Old Navy’s target client, the lower-income consumer, is beginning to feel the squeeze of inflation, according to Chief Executive Officer Sonia Syngal. In a phone conversation, she claimed that shoppers had fast transitioned from buying activewear and fleece hoodies — Old Navy’s “sweet spot” — to browsing for party dresses and workplace attire.

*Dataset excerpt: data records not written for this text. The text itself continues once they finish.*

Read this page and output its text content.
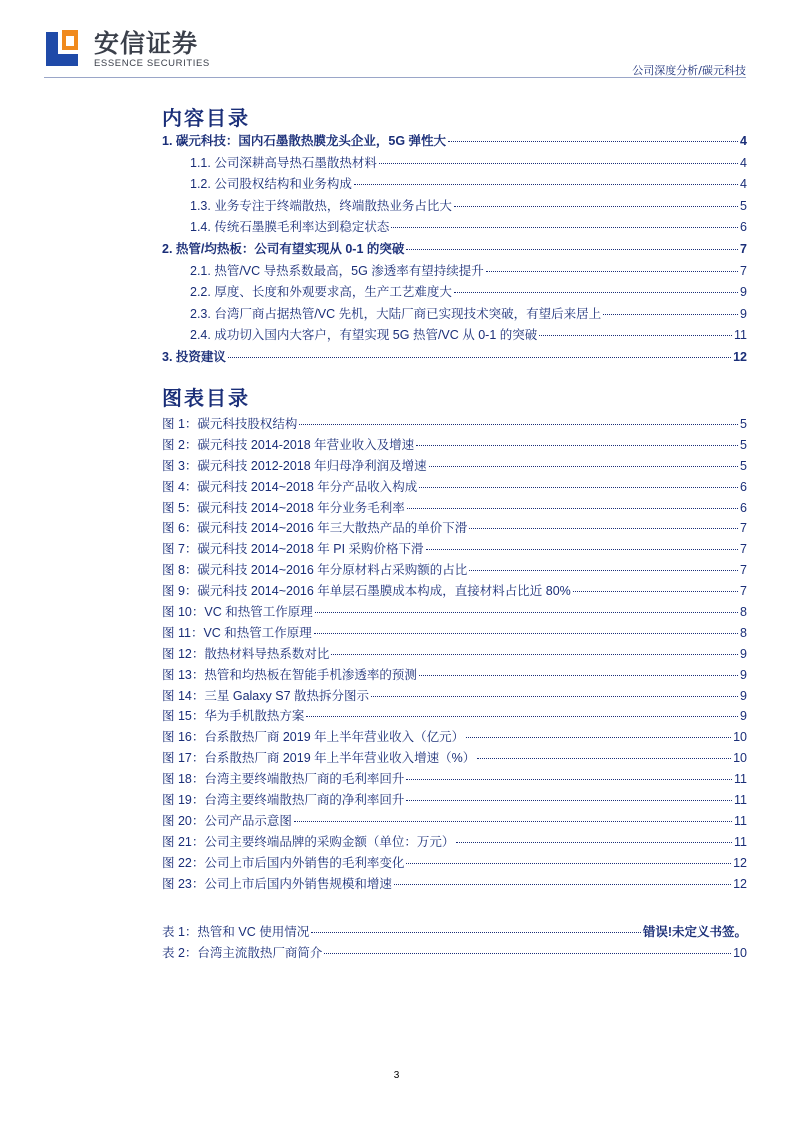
安信证券
ESSENCE SECURITIES
公司深度分析/碳元科技
内容目录
1. 碳元科技：国内石墨散热膜龙头企业，5G 弹性大	4
1.1. 公司深耕高导热石墨散热材料	4
1.2. 公司股权结构和业务构成	4
1.3. 业务专注于终端散热，终端散热业务占比大	5
1.4. 传统石墨膜毛利率达到稳定状态	6
2. 热管/均热板：公司有望实现从 0-1 的突破	7
2.1. 热管/VC 导热系数最高，5G 渗透率有望持续提升	7
2.2. 厚度、长度和外观要求高，生产工艺难度大	9
2.3. 台湾厂商占据热管/VC 先机，大陆厂商已实现技术突破，有望后来居上	9
2.4. 成功切入国内大客户，有望实现 5G 热管/VC 从 0-1 的突破	11
3. 投资建议	12
图表目录
图 1：碳元科技股权结构	5
图 2：碳元科技 2014-2018 年营业收入及增速	5
图 3：碳元科技 2012-2018 年归母净利润及增速	5
图 4：碳元科技 2014~2018 年分产品收入构成	6
图 5：碳元科技 2014~2018 年分业务毛利率	6
图 6：碳元科技 2014~2016 年三大散热产品的单价下滑	7
图 7：碳元科技 2014~2018 年 PI 采购价格下滑	7
图 8：碳元科技 2014~2016 年分原材料占采购额的占比	7
图 9：碳元科技 2014~2016 年单层石墨膜成本构成，直接材料占比近 80%	7
图 10：VC 和热管工作原理	8
图 11：VC 和热管工作原理	8
图 12：散热材料导热系数对比	9
图 13：热管和均热板在智能手机渗透率的预测	9
图 14：三星 Galaxy S7 散热拆分图示	9
图 15：华为手机散热方案	9
图 16：台系散热厂商 2019 年上半年营业收入（亿元）	10
图 17：台系散热厂商 2019 年上半年营业收入增速（%）	10
图 18：台湾主要终端散热厂商的毛利率回升	11
图 19：台湾主要终端散热厂商的净利率回升	11
图 20：公司产品示意图	11
图 21：公司主要终端品牌的采购金额（单位：万元）	11
图 22：公司上市后国内外销售的毛利率变化	12
图 23：公司上市后国内外销售规模和增速	12
表 1：热管和 VC 使用情况	错误!未定义书签。
表 2：台湾主流散热厂商简介	10
3
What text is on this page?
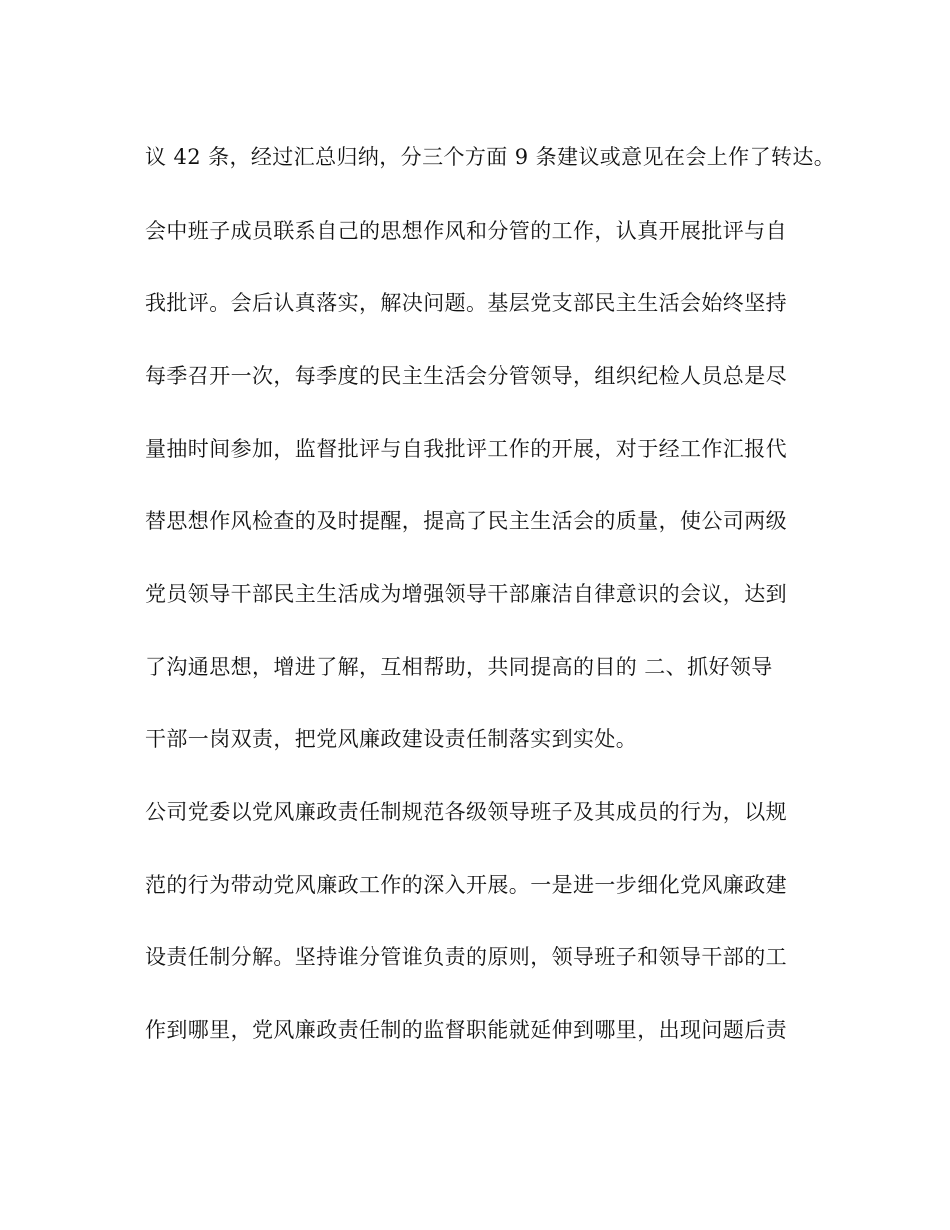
议 42 条，经过汇总归纳，分三个方面 9 条建议或意见在会上作了转达。
会中班子成员联系自己的思想作风和分管的工作，认真开展批评与自
我批评。会后认真落实，解决问题。基层党支部民主生活会始终坚持
每季召开一次，每季度的民主生活会分管领导，组织纪检人员总是尽
量抽时间参加，监督批评与自我批评工作的开展，对于经工作汇报代
替思想作风检查的及时提醒，提高了民主生活会的质量，使公司两级
党员领导干部民主生活成为增强领导干部廉洁自律意识的会议，达到
了沟通思想，增进了解，互相帮助，共同提高的目的 二、抓好领导
干部一岗双责，把党风廉政建设责任制落实到实处。
公司党委以党风廉政责任制规范各级领导班子及其成员的行为，以规
范的行为带动党风廉政工作的深入开展。一是进一步细化党风廉政建
设责任制分解。坚持谁分管谁负责的原则，领导班子和领导干部的工
作到哪里，党风廉政责任制的监督职能就延伸到哪里，出现问题后责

“We’re dealing with really unpredictable consumer signals,” Syngal said, “whether it was last year’s Covid behaviors or this year’s post-Covid behaviors.” “We’ll see customer preferences for product categories level out over time.” The Gap statistics point to a wider divide in the retail business between firms that cater to wealthy Americans and others that sell to budget-conscious buyers looking for bargains.

As inflation rises, the latter have been affected the hardest and have already begun to limit their spending. Meanwhile, the wealthiest customers continue to indulge at retailers like Nordstrom, Bloomingdale’s, and Ralph Lauren on pricey clothing, jewels, and bags for summer trips. Gap now expects to earn between 30 cents and 60 cents per share in fiscal year 2022, on an adjusted basis. This compares to a previous range between 1.85 and $2.05. According to Refinitiv statistics, the stock fell far short of analysts’ forecasts of $1.34 per share.